Francis has vigorously maintained this evenhanded posture in the face of severe criticism. When Russia invaded Ukraine last year, he refused to call out Russian President Vladimir Putin as the aggressor. After the attack by Hamas, the Israeli Embassy to the Holy See urged the Vatican to avoid “linguistic ambiguities” and clearly condemn the terrorists.
In both cases, the pope eventually agreed to lay blame but made his focus the victims of war, regardless of their origin.
Rather than condemn either side forcefully in recent conflicts, Francis relies on local churchmen in both conflicts who don’t mince words in calling out atrocities or their perpetrators. Major Archbishop Sviatoslav Shevchuk of Kyiv has been relentless in identifying war crimes committed by Russian forces in Ukraine and demanding a just peace in the region.
In the Holy Land, Pizzaballa has been firm in demanding the protection of human rights for innocent Palestinians living in the Gaza Strip. In a statement on Tuesday (Oct. 31), Pizzaballa castigated Israel for damaging 19 houses of worship in Gaza that were providing basic services and shelter for many.
“Such attacks on civilians, particularly children, and the deliberate destruction of civilian infrastructure, cannot be justified on rational or humanitarian grounds and are fundamentally at odds with even the most basic moral values,” the patriarch’s statement read.

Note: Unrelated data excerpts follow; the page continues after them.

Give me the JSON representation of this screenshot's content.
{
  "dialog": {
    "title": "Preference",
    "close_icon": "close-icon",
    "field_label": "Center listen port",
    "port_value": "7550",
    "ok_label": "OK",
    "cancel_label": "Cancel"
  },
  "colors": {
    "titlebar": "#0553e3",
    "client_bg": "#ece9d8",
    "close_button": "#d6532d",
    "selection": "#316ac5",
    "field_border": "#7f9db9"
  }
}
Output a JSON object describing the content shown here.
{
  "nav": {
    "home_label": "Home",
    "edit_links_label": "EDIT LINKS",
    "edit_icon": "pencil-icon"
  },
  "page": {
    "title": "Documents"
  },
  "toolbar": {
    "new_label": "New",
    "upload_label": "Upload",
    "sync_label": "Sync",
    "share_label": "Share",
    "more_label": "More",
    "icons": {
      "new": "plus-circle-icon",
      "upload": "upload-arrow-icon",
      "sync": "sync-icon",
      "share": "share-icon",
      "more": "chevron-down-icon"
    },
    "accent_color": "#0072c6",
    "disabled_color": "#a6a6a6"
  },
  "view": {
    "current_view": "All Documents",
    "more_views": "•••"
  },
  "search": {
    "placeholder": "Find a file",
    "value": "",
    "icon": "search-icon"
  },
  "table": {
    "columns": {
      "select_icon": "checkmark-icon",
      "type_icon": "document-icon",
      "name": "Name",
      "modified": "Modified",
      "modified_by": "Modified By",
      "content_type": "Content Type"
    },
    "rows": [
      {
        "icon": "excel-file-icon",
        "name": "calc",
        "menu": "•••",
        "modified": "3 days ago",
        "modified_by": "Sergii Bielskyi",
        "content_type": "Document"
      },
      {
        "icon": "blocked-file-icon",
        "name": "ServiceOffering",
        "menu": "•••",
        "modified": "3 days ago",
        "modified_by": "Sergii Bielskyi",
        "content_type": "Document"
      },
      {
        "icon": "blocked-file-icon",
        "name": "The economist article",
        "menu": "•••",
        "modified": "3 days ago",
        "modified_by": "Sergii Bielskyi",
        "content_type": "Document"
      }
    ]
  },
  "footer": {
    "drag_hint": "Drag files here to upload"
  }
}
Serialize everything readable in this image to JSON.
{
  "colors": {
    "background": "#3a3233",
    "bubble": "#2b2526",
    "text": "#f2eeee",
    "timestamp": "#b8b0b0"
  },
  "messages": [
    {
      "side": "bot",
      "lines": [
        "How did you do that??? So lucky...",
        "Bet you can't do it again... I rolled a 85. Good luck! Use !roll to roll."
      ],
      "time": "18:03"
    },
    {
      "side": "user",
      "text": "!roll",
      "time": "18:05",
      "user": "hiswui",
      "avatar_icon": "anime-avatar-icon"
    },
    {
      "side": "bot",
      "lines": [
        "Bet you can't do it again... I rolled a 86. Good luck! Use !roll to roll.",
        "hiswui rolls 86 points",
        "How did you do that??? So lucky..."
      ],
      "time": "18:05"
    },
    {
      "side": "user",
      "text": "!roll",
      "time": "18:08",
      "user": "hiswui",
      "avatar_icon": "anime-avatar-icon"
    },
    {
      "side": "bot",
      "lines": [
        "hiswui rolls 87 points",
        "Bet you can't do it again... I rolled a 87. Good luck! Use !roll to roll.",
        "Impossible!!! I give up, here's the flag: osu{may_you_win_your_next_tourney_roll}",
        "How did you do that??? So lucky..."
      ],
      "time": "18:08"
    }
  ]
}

Francis has long believed that a third world war has already started but is being “fought piecemeal” in several areas around the world. Speaking to the Italian news channel TG1 on Wednesday, the pope said the wars in Ukraine and Gaza simply represent this global conflict’s inching closer to the West.
“But there are many other wars that don’t touch us: Kivu, Yemen, the Rohingya in Myanmar, who are martyrs,” Francis said. “The world is at war, but behind it there is the arms industry,” he added, pointing the finger to a world driven by profit instead of peace.

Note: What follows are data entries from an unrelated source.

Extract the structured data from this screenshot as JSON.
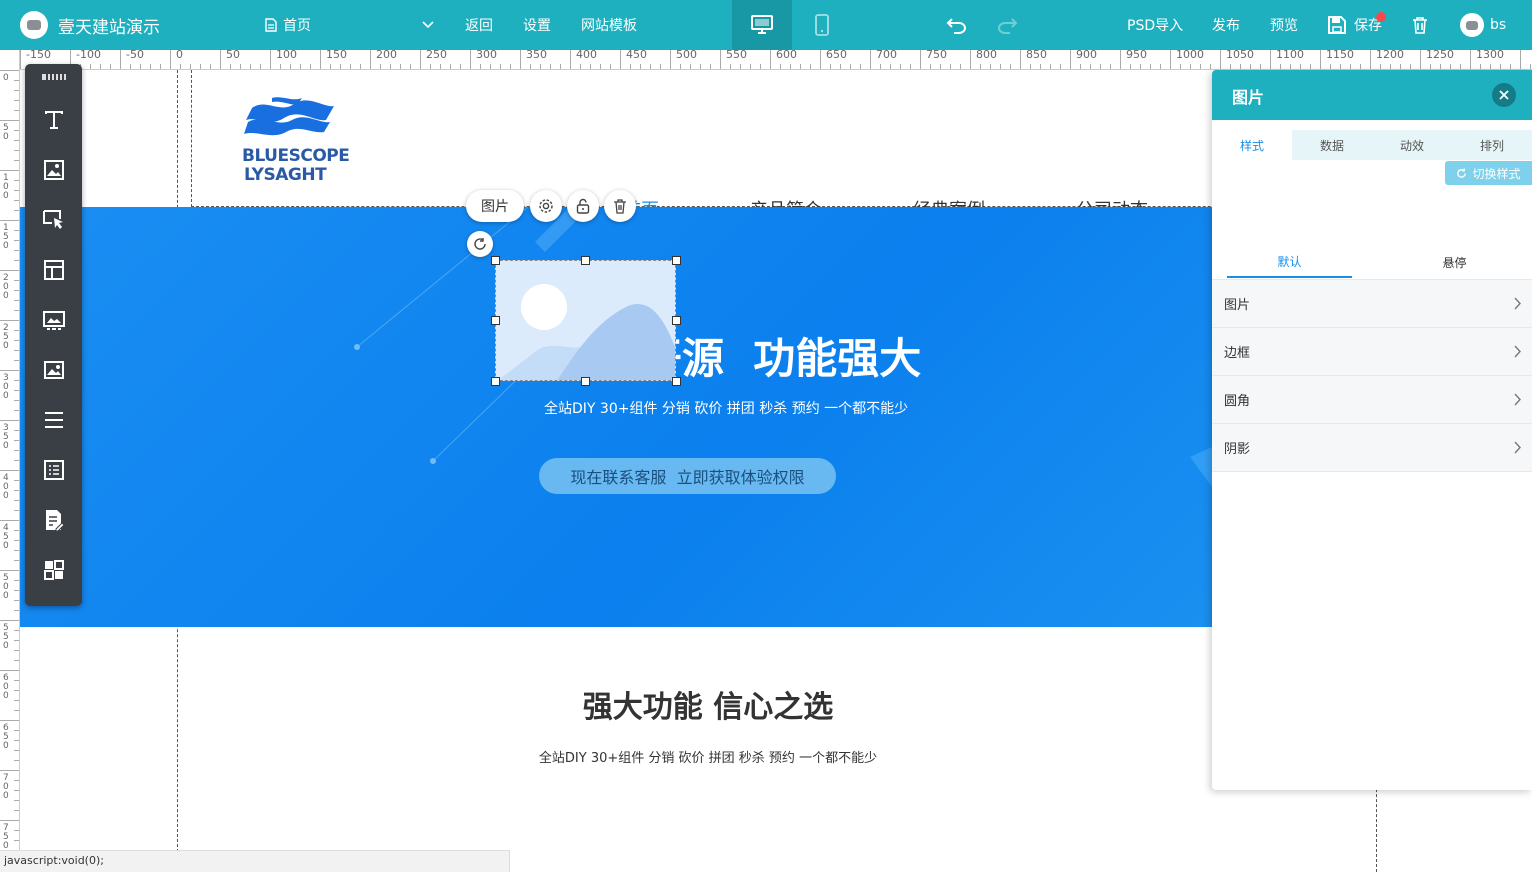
{
  "app": {
    "title": "壹天建站演示",
    "page_select": "首页"
  },
  "toolbar": {
    "back": "返回",
    "settings": "设置",
    "templates": "网站模板",
    "psd_import": "PSD导入",
    "publish": "发布",
    "preview": "预览",
    "save": "保存",
    "user": "bs"
  },
  "ruler": {
    "h_ticks": [
      "-150",
      "-100",
      "-50",
      "0",
      "50",
      "100",
      "150",
      "200",
      "250",
      "300",
      "350",
      "400",
      "450",
      "500",
      "550",
      "600",
      "650",
      "700",
      "750",
      "800",
      "850",
      "900",
      "950",
      "1000",
      "1050",
      "1100",
      "1150",
      "1200",
      "1250",
      "1300"
    ],
    "v_ticks": [
      "0",
      "50",
      "100",
      "150",
      "200",
      "250",
      "300",
      "350",
      "400",
      "450",
      "500",
      "550",
      "600",
      "650",
      "700",
      "750"
    ]
  },
  "tools": [
    "text-tool-icon",
    "image-tool-icon",
    "pointer-tool-icon",
    "layout-tool-icon",
    "gallery-tool-icon",
    "picture-tool-icon",
    "menu-tool-icon",
    "list-tool-icon",
    "form-tool-icon",
    "components-tool-icon"
  ],
  "site": {
    "logo_line1": "BLUESCOPE",
    "logo_line2": "LYSAGHT",
    "nav": [
      "首页",
      "产品简介",
      "经典案例",
      "公司动态"
    ],
    "hero_title": "开源  功能强大",
    "hero_sub": "全站DIY 30+组件 分销 砍价 拼团 秒杀 预约 一个都不能少",
    "hero_btn": "现在联系客服  立即获取体验权限",
    "section_title": "强大功能 信心之选",
    "section_sub": "全站DIY 30+组件 分销 砍价 拼团 秒杀 预约 一个都不能少"
  },
  "selection": {
    "label": "图片"
  },
  "panel": {
    "title": "图片",
    "tabs": [
      "样式",
      "数据",
      "动效",
      "排列"
    ],
    "switch_style": "切换样式",
    "subtabs": [
      "默认",
      "悬停"
    ],
    "rows": [
      "图片",
      "边框",
      "圆角",
      "阴影"
    ]
  },
  "status": "javascript:void(0);",
  "colors": {
    "topbar": "#1eb0bf",
    "hero": "#0c86f0",
    "accent": "#1a8fe6"
  }
}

Francis admitted to TG1 that, without paths for dialogue, “the war in the Holy Land scares me,” and talked about his concerns for an escalation of the conflict.
“The time is very dark,” he said. “We can’t seem to find the ability to think clearly, and I will add that it’s a further defeat. It’s been this way since the last world war, from 1945 until now, one defeat after the other because wars never stopped.”